Initially, companies will have to spend extra to comply with the rule — up to $530,000 a year for larger companies by the SEC’s estimate, but it will vary depending on how much companies are doing already on climate disclosure. Typically, the costs of rules shrink over time. Otherwise, the rule itself is quite modest. The SEC is “not saying you should or shouldn’t invest in climate products,” said Rothstein. “They’re just saying, tell investors what you’re doing and do it in a consistent way.”
Environmentalists and some Democratic lawmakers argue the SEC could be doing even more. The SEC does not change how companies disclose climate-related activities like PR campaigns and political influence, the kind of activities that tend to be outsourced to nonprofits that shield their activities from the public. In March, Sen. Sheldon Whitehouse (D-RI) called it a “failure of nerve that shies away from a perfectly legal, necessary response to the climate danger we face” because political efforts remain “the single most material disclosures a company could make to achieve climate safety.”
Right-wing groups claim financial transparency is an attack on free speech
Unsurprisingly, the SEC is facing immense pressure to withdraw this rule because of the same shadowy political spending that companies don’t have to disclose in the first place. Groups like the US Chamber of Commerce, the National Association of Manufacturers, Americans for Prosperity, and the Competitive Enterprise Institute have flooded the SEC with comments that argue company free speech would be violated.
Trade groups and right-wing think tanks have argued that requiring companies to report these emissions is akin to violating their First Amendment rights of free speech, pointing to a court case that ruled a regulation requiring the disclosure of conflict-zone minerals would amount to “compelled speech” and violated the companies’ rights.
The American Petroleum Institute, the oil industry lobby, has argued the rule “could raise serious First Amendment issues under recent applying strict scrutiny to content-based laws compelling speech.”
The argument has found purchase with conservative lawmakers, like West Virginia Attorney General Patrick Morrisey, who picked up the argument in his 2021 letter to Treasury last year. In Congress, 19 Republican senators argued in their submitted comments that the rule is “not within the SEC’s mission to protect investors, maintain fair, orderly, and efficient markets, and facilitate capital formation.” Another 40 Republican representatives wrote that the rule will act to “undermine and shame public companies,” while Republican attorneys general describes the rule as a “total reordering of [the SEC’s] present disclosure regime.”
The attack on regulation under the guise of First Amendment rights has become more familiar in recent years. “Unfortunately, the Supreme Court has been steadily giving corporations more and more leeway, more and more rights,” said Ciara Torres-Spelliscy, a corporate law expert who has published several books on corporate speech.
The court also opened the door to more of these lawsuits, striking down a California law that required nonprofits to disclose their donors, siding with the Americans for Prosperity Foundation’s argument against disclosing their donors and providing IRS 990 forms to the state. Other legal challenges to campaign finance laws and unions have used the First Amendment.
Legal experts supportive of the SEC rule consider the argument a long shot in courts. “I think that argument is really far-fetched,” Emory’s Georgiev said.

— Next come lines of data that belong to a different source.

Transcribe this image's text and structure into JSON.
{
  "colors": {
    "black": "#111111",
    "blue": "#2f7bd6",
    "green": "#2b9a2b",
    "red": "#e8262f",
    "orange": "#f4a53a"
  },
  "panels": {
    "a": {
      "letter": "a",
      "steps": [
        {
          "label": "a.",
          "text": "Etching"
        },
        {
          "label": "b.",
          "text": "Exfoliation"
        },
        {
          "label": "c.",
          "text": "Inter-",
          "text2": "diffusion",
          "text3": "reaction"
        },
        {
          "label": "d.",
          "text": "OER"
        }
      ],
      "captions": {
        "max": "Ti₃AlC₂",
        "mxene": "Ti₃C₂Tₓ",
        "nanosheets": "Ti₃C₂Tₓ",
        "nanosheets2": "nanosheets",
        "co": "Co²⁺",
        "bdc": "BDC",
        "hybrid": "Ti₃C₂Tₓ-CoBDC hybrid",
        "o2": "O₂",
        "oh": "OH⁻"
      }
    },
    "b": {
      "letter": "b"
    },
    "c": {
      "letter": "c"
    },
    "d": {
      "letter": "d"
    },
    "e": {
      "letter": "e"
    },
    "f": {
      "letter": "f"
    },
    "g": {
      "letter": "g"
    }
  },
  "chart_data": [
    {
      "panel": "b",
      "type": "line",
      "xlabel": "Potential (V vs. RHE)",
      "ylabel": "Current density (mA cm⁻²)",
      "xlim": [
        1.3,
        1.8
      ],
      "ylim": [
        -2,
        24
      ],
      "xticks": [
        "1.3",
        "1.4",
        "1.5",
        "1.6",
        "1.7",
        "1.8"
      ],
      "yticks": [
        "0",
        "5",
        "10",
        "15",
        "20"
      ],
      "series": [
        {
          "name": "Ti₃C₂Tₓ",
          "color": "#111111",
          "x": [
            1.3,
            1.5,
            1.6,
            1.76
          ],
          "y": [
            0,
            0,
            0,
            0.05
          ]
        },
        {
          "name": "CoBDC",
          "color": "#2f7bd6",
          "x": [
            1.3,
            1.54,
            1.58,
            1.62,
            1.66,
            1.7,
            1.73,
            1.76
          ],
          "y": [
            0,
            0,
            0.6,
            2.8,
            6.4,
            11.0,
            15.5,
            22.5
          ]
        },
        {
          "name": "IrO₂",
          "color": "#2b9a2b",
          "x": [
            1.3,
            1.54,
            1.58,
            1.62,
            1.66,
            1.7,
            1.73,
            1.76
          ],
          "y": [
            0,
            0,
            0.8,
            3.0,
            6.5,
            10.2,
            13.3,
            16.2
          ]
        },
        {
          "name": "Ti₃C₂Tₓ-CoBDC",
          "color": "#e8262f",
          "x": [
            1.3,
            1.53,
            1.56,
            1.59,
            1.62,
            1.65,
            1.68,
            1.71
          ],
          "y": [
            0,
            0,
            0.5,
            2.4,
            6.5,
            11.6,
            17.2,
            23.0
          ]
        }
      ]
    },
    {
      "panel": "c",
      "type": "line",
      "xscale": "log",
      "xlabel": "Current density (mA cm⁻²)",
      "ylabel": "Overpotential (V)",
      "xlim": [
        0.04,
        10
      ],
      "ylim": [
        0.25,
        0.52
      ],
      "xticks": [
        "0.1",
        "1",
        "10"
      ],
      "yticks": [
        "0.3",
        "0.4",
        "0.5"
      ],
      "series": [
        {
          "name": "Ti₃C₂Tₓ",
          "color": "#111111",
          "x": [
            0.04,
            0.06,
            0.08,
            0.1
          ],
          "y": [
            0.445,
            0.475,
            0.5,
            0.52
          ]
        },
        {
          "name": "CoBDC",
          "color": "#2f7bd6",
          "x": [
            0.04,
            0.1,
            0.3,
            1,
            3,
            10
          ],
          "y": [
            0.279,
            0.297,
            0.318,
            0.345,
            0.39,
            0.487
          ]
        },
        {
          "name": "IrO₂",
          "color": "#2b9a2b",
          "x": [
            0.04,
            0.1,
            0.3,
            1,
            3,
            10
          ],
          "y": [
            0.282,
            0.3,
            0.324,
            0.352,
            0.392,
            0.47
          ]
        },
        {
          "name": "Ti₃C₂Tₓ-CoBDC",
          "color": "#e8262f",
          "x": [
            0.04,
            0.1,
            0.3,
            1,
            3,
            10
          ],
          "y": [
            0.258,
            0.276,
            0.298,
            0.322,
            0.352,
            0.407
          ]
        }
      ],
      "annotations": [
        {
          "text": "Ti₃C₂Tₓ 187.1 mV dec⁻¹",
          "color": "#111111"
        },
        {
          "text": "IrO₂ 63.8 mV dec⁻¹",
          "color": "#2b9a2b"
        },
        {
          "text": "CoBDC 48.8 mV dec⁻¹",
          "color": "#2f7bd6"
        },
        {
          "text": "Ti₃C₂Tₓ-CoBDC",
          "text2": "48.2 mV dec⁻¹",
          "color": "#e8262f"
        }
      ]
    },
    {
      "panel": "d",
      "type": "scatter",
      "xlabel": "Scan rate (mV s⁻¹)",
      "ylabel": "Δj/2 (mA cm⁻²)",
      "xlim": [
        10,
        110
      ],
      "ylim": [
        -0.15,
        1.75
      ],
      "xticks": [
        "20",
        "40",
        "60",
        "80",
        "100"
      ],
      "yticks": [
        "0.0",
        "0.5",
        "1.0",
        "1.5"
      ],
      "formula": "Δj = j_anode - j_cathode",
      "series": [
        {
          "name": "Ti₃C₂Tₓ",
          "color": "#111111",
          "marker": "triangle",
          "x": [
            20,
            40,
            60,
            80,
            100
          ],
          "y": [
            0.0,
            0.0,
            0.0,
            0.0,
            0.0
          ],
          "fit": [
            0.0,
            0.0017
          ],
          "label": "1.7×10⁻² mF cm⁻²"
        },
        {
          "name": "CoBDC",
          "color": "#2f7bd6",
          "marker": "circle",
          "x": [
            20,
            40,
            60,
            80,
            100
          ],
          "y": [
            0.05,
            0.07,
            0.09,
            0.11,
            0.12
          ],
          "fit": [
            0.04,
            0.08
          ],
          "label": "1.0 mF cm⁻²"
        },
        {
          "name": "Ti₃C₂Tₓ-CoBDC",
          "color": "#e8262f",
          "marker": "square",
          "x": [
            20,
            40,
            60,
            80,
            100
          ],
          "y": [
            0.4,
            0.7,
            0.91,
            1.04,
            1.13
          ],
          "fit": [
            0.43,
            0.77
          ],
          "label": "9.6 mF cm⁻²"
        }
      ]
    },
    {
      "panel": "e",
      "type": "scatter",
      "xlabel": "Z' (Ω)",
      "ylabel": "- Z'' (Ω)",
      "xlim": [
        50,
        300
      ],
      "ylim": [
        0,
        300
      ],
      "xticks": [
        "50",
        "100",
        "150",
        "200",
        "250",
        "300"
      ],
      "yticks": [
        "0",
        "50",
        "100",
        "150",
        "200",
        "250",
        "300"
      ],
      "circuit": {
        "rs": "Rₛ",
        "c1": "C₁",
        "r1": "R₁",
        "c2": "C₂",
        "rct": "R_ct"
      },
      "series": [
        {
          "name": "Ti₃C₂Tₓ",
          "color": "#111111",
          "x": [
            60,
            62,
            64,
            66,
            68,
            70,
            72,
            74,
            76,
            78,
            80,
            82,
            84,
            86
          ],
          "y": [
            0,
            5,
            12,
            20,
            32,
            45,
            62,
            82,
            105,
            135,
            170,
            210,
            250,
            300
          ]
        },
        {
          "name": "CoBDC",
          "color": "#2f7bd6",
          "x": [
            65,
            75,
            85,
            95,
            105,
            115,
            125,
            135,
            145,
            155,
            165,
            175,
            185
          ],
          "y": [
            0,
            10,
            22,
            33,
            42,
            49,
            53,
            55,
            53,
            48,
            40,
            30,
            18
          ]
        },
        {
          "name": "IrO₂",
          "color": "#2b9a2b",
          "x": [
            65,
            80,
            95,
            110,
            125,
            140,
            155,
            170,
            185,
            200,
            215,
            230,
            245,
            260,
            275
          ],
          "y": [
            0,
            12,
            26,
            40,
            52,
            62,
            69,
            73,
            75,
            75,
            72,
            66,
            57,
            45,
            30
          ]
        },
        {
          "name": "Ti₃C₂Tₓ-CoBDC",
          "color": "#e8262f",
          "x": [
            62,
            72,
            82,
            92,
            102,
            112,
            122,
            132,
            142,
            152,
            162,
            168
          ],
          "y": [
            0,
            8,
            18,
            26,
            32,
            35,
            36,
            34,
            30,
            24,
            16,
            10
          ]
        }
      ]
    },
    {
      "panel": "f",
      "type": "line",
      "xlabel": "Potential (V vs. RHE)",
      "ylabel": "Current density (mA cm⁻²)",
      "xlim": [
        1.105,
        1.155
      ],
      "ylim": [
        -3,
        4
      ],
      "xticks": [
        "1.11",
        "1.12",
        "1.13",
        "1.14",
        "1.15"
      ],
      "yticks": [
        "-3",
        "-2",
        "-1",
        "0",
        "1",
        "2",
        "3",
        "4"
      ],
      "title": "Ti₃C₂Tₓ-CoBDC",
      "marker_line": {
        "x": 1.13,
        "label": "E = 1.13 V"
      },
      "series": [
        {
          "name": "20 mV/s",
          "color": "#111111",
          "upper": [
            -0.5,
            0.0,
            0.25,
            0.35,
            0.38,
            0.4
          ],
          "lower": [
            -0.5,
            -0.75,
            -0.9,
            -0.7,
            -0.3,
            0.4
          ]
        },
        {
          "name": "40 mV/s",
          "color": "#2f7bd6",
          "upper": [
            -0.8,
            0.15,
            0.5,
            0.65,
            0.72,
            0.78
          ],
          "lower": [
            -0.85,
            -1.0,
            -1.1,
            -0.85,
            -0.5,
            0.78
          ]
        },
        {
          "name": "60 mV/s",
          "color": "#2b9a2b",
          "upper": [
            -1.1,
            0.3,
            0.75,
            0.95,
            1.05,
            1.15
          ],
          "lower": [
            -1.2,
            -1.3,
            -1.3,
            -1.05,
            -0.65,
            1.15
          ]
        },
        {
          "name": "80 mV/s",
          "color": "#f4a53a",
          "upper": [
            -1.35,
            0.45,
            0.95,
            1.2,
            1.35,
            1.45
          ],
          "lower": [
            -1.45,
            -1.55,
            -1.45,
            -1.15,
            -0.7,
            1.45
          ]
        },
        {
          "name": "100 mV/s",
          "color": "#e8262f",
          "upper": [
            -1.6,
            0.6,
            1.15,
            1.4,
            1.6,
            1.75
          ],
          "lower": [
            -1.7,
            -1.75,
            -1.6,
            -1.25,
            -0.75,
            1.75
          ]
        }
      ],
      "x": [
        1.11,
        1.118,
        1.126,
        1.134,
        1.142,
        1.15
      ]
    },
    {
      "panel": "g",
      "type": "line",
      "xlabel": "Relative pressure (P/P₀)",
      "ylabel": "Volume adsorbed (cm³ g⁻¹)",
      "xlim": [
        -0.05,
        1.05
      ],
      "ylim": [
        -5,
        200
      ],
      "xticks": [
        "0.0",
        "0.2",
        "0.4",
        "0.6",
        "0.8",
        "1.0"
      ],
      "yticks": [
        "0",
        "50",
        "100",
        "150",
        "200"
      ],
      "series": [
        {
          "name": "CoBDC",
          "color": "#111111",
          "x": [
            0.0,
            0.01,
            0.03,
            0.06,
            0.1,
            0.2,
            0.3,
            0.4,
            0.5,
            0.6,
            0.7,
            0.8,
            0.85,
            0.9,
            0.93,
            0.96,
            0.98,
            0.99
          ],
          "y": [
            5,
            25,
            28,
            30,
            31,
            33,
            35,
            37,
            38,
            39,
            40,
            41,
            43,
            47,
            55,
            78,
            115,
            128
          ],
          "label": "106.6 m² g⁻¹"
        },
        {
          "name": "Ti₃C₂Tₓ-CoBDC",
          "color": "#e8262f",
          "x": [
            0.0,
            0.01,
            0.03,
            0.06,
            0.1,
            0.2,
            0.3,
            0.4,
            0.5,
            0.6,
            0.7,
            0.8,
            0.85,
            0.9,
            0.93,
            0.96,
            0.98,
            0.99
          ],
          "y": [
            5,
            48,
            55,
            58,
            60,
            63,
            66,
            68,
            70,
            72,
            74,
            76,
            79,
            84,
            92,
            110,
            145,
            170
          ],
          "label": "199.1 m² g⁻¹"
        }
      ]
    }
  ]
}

But it’s still worrisome. If it succeeds, whether in courts or as a scare tactic to get the SEC to backtrack, it sets a dangerous precedent for the financial system at large. “If this climate rule is violating the First Amendment, it’s been all nine decades [the SEC has been] violating the First Amendment,” Georgiev said. “They will definitely try it out in courts. At the end of the day, a lot of far-fetched arguments succeed in courts.”